Robotic Hand Design Is One of the Big Problems Facing Robotics Today
You don’t think about it much, but your hands are remarkable. Human hands can carry ripe fruit without bruising it, line up a key in a lock, turn door knobs, tie knots in shoelaces, feel if things are hot or cold, and open the heavy-duty plastic clamshell packing for electronics. Right now, if a robot hand is carefully designed, it can maybe do only a few of those things, and not well.
“If you want a robot to be able to collaborate with a human, say in a manufacturing setting and be able to do multiple tasks that humans can do, we need to move past specific grippers to more multipurpose hands,” Taskin Padir, an electrical engineer at Northeastern University, tells Inverse.
But hands are hard, Padir says. Designing robotic hands that can complete more than one kind of action is one of the biggest challenges facing robotics today, Padir points out in a post in The Conversation. And while it may seem like withholding hands from robots could slow the robot takeover, robots with dexterous hands are essential for care-taking and helper robots.
“Next time you tie your shoes, watch you hands, and see what complex and fine motor skills you can complete,” he says. That’s what robots need to be able to do. Even the $2 million NASA Valkyrie robot still has limited hand use, although it has the most advanced robotic hands Padir has seen.
There are a few aspects of hands that have to be overcome, says Padir. Cost, artificial intelligence that enables robots to perform necessary movements in real-time, and coordinates two hands to work together, are aspects that still haven’t been worked out.
The immediate problem is scale, Padir says.

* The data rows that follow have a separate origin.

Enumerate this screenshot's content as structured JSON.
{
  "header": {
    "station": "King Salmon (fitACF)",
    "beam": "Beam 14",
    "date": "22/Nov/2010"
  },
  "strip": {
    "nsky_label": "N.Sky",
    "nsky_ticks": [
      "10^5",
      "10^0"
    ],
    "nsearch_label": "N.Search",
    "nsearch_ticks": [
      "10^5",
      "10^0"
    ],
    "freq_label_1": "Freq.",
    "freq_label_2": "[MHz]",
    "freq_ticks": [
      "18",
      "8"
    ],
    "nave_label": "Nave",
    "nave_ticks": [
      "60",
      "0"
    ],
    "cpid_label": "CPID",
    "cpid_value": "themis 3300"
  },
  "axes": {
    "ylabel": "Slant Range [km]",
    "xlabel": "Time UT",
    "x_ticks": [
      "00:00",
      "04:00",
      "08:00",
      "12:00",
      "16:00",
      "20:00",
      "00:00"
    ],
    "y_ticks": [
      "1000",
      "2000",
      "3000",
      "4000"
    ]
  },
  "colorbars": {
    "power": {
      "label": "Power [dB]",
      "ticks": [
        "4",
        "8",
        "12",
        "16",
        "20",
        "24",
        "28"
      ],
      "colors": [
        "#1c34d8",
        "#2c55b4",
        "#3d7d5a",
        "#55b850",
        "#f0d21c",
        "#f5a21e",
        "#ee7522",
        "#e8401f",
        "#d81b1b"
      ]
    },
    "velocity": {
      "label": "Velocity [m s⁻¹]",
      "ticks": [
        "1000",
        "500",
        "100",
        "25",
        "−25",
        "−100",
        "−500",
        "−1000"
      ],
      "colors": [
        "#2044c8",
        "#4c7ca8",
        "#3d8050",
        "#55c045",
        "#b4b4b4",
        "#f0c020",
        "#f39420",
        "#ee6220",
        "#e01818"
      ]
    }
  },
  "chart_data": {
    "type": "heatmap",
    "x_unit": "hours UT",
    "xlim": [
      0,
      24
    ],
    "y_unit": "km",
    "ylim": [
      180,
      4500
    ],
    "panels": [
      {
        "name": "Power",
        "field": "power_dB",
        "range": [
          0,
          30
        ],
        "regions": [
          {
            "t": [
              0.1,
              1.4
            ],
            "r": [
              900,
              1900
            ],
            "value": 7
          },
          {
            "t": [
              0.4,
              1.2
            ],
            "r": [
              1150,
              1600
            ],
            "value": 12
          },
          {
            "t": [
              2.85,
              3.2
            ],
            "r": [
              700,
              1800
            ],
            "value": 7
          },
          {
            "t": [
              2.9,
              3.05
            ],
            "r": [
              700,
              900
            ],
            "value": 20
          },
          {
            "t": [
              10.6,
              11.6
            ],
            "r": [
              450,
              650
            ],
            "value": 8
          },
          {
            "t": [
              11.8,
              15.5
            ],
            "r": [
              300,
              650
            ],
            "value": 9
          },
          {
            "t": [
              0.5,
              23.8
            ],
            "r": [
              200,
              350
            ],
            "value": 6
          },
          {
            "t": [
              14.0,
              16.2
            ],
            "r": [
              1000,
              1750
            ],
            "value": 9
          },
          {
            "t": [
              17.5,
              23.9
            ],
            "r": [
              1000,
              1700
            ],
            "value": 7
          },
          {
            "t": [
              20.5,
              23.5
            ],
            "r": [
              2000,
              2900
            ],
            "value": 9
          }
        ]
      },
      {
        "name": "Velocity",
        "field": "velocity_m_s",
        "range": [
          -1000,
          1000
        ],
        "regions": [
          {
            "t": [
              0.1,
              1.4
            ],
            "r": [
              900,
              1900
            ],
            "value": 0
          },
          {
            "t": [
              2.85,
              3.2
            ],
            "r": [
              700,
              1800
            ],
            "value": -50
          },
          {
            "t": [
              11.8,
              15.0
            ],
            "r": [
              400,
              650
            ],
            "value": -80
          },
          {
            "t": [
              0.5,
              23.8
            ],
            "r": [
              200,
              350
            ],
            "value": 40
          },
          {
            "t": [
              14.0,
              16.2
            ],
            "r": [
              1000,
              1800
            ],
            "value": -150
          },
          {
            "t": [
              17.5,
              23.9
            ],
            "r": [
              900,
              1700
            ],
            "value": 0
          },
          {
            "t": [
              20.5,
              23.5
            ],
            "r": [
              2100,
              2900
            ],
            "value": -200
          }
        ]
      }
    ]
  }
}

“We do not have, yet, human-like sensing and actuation capabilities that we can fit into packaging the size of a human hand,” says Padir. “We figured out gears, we figured out nuts and bolts, but we need to look outside the box to come up with those technologies.”
Once there’s a solid research model, he thinks it will only take ten years for the technology to make it into the commercial market. Padir is hopeful for micro and nano size sensor technology to keep advancing, which he thinks are instrumental in developing robot hands that are nimble and multi-purpose.
With hands that can do more than one motion, elder-care robots of the future will be able to lift grandparents without leaving bruises and open car doors. And that’s a future we should give robots a hand in making.